Reputation: 17
I'm currently preparing for my final exam regarding Haskell, and I am going over the Monads and we were giving an example such as:
Given the following definition for the List Monad:
instance Monad [] where
m >>= f = concatMap f m
return x = [x]
where the types of (>>=)
and concatMap
are
(>>=) :: [a] -> (a -> [b]) -> [b]
concatMap :: (a -> [b]) -> [a] -> [b]
What is the result of the expression?
> [1,2,3] >>= \x -> [x..3] >>= \y -> return x
[1, 1, 1, 2, 2, 3] //Answer
Here the answer is different from what I thought it to be, now we briefly went over Monads, but from what I understand (>>=)
is called bind and could be read in the expression above as "applyMaybe". In this case for the first part of bind we get [1,2,3,2,3,3]
and we continue to the second part of the bind, but return x
is defined to return the list of x. Which should have been [1,2,3,2,3,3]
. However, I might have misunderstood the expression. Can anyone explain the wrong doing of my approach and how should I have tackled this. Thanks.
Upvotes: 1
Views: 113
Reputation: 34378
this case for the first part of bind we get [1,2,3,2,3,3]
Correct.
and we continue to the second part of the bind, but "return x" is defined to return the list of x. Which should have been [1,2,3,2,3,3].
Note that, in...
[1,2,3] >>= \x -> [x..3] >>= \y -> return x
... x
is bound by (the lambda of) the first (>>=)
, and not by the second one. Some extra parentheses might make that clearer:
[1,2,3] >>= (\x -> [x..3] >>= (\y -> return x))
In \y -> return x
, the values bound to y
(that is, the elements of [1,2,3,2,3,3]
) are ignored, and replaced by the corresponding values bound to x
(that is, the elements of the original list from which each y
was generated). Schematically, we have:
[1, 2, 3] -- [1,2,3]
[1,2,3, 2,3, 3] -- [1,2,3] >>= \x -> [x..3]
[1,1,1, 2,2, 3] -- [1,2,3] >>= \x -> [x..3] >>= \y -> return x
Upvotes: 2
Reputation: 120711
First, let's be clear how this expression is parsed: lambdas are syntactic heralds, i.e. they grab as much as they can to their right, using it as the function result. So what you have there is parsed as
[1,2,3] >>= (\x -> ([x..3] >>= \y -> return x))

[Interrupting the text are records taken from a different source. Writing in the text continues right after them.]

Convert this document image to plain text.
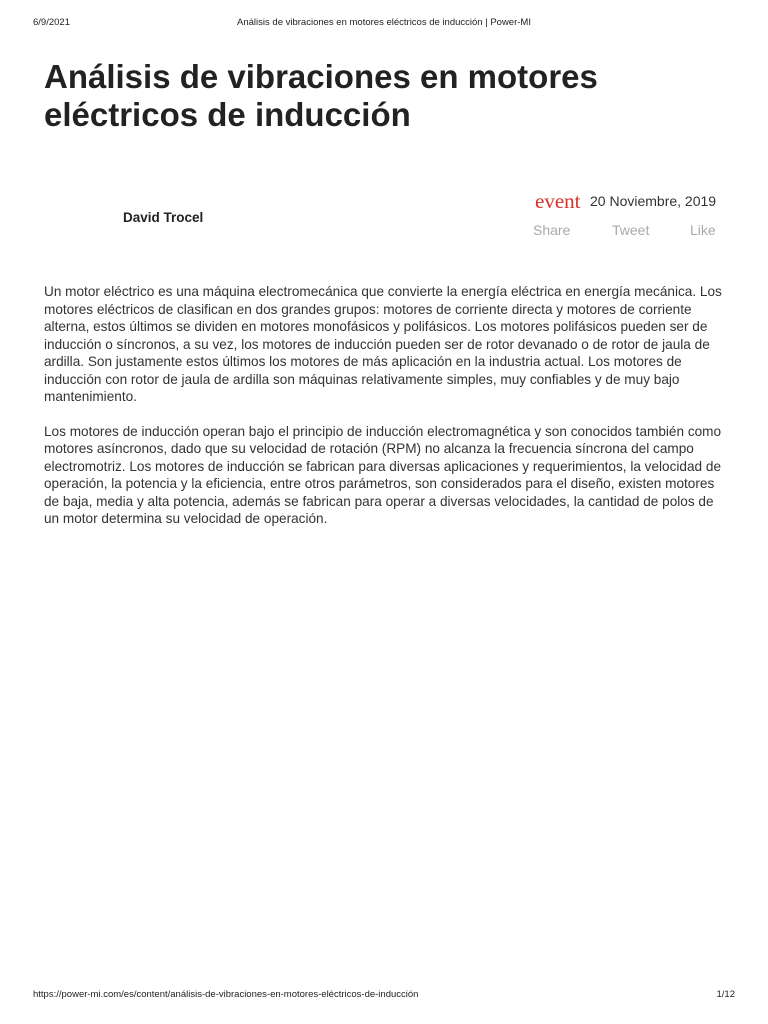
6/9/2021	Análisis de vibraciones en motores eléctricos de inducción | Power-MI
Análisis de vibraciones en motores eléctricos de inducción
David Trocel
event 20 Noviembre, 2019
Share	Tweet	Like

Un motor eléctrico es una máquina electromecánica que convierte la energía eléctrica en energía mecánica. Los motores eléctricos de clasifican en dos grandes grupos: motores de corriente directa y motores de corriente alterna, estos últimos se dividen en motores monofásicos y polifásicos. Los motores polifásicos pueden ser de inducción o síncronos, a su vez, los motores de inducción pueden ser de rotor devanado o de rotor de jaula de ardilla. Son justamente estos últimos los motores de más aplicación en la industria actual. Los motores de inducción con rotor de jaula de ardilla son máquinas relativamente simples, muy confiables y de muy bajo mantenimiento.

Los motores de inducción operan bajo el principio de inducción electromagnética y son conocidos también como motores asíncronos, dado que su velocidad de rotación (RPM) no alcanza la frecuencia síncrona del campo electromotriz. Los motores de inducción se fabrican para diversas aplicaciones y requerimientos, la velocidad de operación, la potencia y la eficiencia, entre otros parámetros, son considerados para el diseño, existen motores de baja, media y alta potencia, además se fabrican para operar a diversas velocidades, la cantidad de polos de un motor determina su velocidad de operación.

https://power-mi.com/es/content/análisis-de-vibraciones-en-motores-eléctricos-de-inducción	1/12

The inner expression is actually written more complicated than it should be. y
isn't used at all, and a >>= \_ -> p
can just be written as a >> p
. There's an even better replacement though: generally, the monadic bind a >>= \q -> return (f q)
is equivalent to fmap f a
, so your expression should really be written
[1,2,3] >>= (\x -> (fmap (const x) [x..3]))
or
[1,2,3] >>= \x -> map (const x) [x..3]
or
[1,2,3] >>= \x -> replicate (3-x+1) x
At this point it should be pretty clear what the result will be, since >>=
in the list monad simply maps over each element and concatenates the results.